A Cheddar cheese sandwich

I have appeared on a podcast.

Or more accurately, a simulacrum, an impression, a version of myself has appeared on a pod. In short, I have been impersonated on a podcast. 

Podcasts in Sweden have a reputation for getting into hot water. There was the famous Kringlan incident which was the downfall of one of Sweden's most popular podcasts, Alla Mina Kamrater. More recently, Janne Westerlund threatened to sue AMK morgon for defamation. So with that in mind and to make sure this never happens again, I am planning to sue!

I should add. I'm not doing this for me, but for the good people of Cheddar and their famous cheese! I should also add that I haven't really thought the practicalities of the lawsuit through. But nonetheless, Albin Olsson! It's time to get lawyered up! You're going to court!

In the latest episode of 80 Väldigt Goda Mackor (80 Really Delicious Sandwiches) presented by Albin Olsson and David Sundin, Albin does me, yours truly, Ben Kersley.  Give it a listen here (It should start in the right place but otherwise, skip to 2 minutes in) . I will concede that Albin's impression of me is good, and yes, funny. But I will still defend the honour of Cheddar cheese!

The premise of the show is that over eighty weeks they work through a cookbook by the (now mildly disgraced) family favourite TV presenter Lasse Kronér, in which he reveals how to make and enjoy..... you guessed it... 80 really nice sandwiches. 

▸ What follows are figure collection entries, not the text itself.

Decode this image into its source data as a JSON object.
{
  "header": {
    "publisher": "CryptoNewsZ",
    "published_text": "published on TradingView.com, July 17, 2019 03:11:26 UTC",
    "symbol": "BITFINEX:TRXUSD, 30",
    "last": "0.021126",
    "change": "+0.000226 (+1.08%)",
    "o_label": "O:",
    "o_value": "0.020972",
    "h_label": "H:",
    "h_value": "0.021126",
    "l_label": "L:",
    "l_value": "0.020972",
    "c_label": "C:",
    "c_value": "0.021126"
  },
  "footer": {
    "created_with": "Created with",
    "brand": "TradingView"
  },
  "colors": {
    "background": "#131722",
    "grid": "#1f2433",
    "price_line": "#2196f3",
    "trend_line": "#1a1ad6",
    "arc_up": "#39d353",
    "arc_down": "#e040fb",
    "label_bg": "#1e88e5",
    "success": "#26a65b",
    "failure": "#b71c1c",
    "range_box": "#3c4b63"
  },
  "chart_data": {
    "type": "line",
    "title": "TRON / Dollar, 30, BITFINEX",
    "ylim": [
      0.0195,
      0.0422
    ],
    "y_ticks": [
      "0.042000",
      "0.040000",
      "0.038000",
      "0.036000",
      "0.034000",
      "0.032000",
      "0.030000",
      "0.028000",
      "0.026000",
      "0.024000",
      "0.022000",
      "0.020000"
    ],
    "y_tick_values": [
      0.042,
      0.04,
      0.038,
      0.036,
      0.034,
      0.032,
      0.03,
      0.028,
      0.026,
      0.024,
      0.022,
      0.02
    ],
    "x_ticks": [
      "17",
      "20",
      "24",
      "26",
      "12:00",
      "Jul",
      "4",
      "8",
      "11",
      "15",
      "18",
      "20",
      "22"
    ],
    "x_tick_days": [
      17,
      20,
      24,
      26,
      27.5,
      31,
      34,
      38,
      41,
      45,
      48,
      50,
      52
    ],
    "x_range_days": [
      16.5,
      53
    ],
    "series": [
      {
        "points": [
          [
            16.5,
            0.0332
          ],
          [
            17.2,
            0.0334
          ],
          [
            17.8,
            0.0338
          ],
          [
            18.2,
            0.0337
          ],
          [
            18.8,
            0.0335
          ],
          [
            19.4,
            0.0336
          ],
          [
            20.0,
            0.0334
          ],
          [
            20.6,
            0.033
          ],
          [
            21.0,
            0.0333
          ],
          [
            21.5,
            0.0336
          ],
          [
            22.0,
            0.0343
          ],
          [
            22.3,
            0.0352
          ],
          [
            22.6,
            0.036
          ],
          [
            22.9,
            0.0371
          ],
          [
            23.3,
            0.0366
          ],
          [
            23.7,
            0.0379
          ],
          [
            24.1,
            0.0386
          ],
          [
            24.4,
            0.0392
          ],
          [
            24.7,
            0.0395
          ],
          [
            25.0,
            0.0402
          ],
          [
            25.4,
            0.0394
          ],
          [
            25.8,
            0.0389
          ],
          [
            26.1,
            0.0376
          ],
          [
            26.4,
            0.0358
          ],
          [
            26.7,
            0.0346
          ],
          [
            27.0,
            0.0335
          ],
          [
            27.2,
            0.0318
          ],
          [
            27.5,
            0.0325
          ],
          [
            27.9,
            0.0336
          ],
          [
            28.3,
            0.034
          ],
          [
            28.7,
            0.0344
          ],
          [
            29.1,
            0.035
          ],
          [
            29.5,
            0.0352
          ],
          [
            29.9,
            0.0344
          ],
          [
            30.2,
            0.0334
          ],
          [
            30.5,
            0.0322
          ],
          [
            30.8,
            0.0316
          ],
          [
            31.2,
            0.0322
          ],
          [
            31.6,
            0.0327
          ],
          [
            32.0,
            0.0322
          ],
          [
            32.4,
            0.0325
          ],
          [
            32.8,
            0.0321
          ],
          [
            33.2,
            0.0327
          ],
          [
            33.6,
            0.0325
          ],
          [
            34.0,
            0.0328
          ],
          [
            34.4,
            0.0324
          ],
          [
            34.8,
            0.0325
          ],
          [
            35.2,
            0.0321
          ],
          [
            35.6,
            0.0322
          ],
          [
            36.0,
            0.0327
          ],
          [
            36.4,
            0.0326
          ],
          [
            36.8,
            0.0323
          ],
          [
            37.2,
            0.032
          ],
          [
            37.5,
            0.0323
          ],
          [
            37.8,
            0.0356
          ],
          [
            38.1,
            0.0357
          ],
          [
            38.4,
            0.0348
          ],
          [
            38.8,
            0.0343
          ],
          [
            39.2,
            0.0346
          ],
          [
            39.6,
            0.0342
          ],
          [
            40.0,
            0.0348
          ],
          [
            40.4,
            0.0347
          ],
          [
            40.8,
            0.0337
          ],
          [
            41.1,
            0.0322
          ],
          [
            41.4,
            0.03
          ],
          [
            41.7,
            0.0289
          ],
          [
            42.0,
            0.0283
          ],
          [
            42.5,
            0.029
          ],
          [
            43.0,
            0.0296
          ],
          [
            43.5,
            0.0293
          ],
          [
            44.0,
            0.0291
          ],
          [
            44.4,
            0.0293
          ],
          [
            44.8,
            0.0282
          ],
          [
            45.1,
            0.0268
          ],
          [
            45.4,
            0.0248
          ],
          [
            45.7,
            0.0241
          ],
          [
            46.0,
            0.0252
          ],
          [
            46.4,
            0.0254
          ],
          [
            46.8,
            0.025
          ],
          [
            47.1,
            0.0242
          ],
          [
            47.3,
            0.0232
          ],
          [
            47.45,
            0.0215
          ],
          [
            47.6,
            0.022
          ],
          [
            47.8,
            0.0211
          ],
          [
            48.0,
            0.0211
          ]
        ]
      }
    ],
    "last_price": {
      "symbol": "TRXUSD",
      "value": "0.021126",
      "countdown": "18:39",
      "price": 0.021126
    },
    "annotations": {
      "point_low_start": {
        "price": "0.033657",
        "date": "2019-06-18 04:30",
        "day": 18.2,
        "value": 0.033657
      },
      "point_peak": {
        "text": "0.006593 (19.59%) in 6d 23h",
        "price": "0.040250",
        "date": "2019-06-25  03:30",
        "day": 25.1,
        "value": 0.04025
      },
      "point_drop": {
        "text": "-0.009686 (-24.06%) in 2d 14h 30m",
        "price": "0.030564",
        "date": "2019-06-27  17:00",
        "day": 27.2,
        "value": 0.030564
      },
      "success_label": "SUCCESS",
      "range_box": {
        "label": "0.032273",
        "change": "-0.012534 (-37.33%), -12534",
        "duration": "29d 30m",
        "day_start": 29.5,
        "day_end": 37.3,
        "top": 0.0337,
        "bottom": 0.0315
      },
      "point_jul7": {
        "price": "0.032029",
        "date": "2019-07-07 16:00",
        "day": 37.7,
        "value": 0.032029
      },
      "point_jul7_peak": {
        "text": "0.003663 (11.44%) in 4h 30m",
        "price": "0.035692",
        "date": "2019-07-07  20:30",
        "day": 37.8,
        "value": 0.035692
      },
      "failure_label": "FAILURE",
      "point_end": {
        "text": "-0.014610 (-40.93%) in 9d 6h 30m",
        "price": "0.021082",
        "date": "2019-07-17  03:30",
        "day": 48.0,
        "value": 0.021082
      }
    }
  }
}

There is a backstory to my cheesy beef with Albin:  Last year when Albin was performing at LKPG HA HA!  and he ordered a bacon and cheddar burger. His misinformed way of saying Cheddar was too much to bear, so in a helpful, pedagogical and yes, perhaps a little patronising way, I helped him out and told him how it should be pronounced. I may have also made a point of talking about it onstage. I may have been on the hunt for cheap laughs from my home crowd to hammer home my point. But there is no excuse for the mispronunciation of one of the world's best known, and dare I say it, most delicious of cheeses. 

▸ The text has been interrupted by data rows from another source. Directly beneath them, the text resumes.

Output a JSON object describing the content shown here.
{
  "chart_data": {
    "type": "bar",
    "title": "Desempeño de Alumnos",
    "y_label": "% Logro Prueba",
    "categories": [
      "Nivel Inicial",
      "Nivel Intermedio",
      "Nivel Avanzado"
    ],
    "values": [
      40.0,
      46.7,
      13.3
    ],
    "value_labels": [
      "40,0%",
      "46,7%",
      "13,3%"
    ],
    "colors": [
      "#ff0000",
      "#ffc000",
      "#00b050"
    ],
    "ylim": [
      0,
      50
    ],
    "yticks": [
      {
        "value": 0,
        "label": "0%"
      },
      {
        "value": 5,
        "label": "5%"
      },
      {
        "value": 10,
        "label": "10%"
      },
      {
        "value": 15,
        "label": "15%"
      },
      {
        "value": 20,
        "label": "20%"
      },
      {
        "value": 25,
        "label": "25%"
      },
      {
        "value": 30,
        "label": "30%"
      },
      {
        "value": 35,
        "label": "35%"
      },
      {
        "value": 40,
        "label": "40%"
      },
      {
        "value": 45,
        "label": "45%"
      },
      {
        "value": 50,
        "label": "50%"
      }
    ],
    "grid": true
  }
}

Inevitably, the subject of cheese comes up now and again in their sandwich-based podcast and in episode 56, Albin mentions that most English of cheeses, Cheddar. My words on the subject obviously still haunt him which I will take as an intellectual and emotional triumph. I know it. He knows it .. but despite him knowing that I am right, he is still hiding behind his so called 'opinion' about his so called 'right' to pronounce Cheddar and which way he pleases. I pity the poor fool. 

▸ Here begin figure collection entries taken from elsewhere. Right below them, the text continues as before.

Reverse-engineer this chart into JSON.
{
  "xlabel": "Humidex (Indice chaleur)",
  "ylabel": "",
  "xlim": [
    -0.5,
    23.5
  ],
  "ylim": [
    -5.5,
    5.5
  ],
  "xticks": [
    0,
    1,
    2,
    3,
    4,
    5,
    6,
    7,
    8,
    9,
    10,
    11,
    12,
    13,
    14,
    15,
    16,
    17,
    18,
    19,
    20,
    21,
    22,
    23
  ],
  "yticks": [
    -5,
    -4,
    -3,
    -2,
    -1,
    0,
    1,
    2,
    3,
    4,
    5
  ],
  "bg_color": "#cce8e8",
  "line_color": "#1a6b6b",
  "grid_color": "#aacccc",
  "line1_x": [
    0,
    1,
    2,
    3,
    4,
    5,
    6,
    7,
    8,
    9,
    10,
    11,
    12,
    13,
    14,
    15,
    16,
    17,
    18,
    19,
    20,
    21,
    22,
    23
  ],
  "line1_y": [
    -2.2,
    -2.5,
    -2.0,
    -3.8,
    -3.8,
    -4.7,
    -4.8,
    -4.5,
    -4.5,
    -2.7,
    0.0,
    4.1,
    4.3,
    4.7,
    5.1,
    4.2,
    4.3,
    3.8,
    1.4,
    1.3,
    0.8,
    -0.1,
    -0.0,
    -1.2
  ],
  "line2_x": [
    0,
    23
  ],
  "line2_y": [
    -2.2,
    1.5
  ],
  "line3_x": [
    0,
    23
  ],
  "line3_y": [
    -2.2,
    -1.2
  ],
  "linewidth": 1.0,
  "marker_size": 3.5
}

I have, after all, been to Cheddar and eaten their cheese. I think I know how to say it. Besides, what could be more English than a nice slice of the pride of Somerset on a little Jacob's Cream Cracker and perhaps with a little bit of Branstons Pickle. (Mouths watering!) I've been eating this stuff since I was a babe in arms! 

The least he could do is learn how to pronounce the name of the cheese properly. But no, for Albin Olsson he feels the need to butcher the simple poetry of those seven letters, C H E D D A R. Turning them into something wholly unrecognisable and making the name of the first cheese that, along with Red Leicester and Wensleydale, most English kids learn. It's a cheese close to the heart of any true Englishman and the staple of any packed lunch worth its salt. Albin takes a thing of beauty and life giving nutrition and makes it sound like fingers scraping down a blackboard.  

For some reason, he thinks it is pronounced similarly to the sound of a camel clearing its throat then choking on whatever it happens to be chewing at the time.

There are few things that I feel the need to stand up for in this life, few fights that I am prepared to take, but the pronunciation of one of the staples of my diet is one of them. I feel for you Cheddar. I like your Gorge and I love your cheese! And I have visited you and snaffled your free samples in your tourist shops on many occasions. So I am ready, if you are ready. Let's tale Olsson out! We can do this! 

My advice to Albin is to get this one out of the way and concede he is wrong, It may seem I am being tough about this, but I am worried that one day he will come head to head with the people of Gouda, Gruyère or Camembert.

And the Dutch, Swiss and French won't be nearly as forgiving.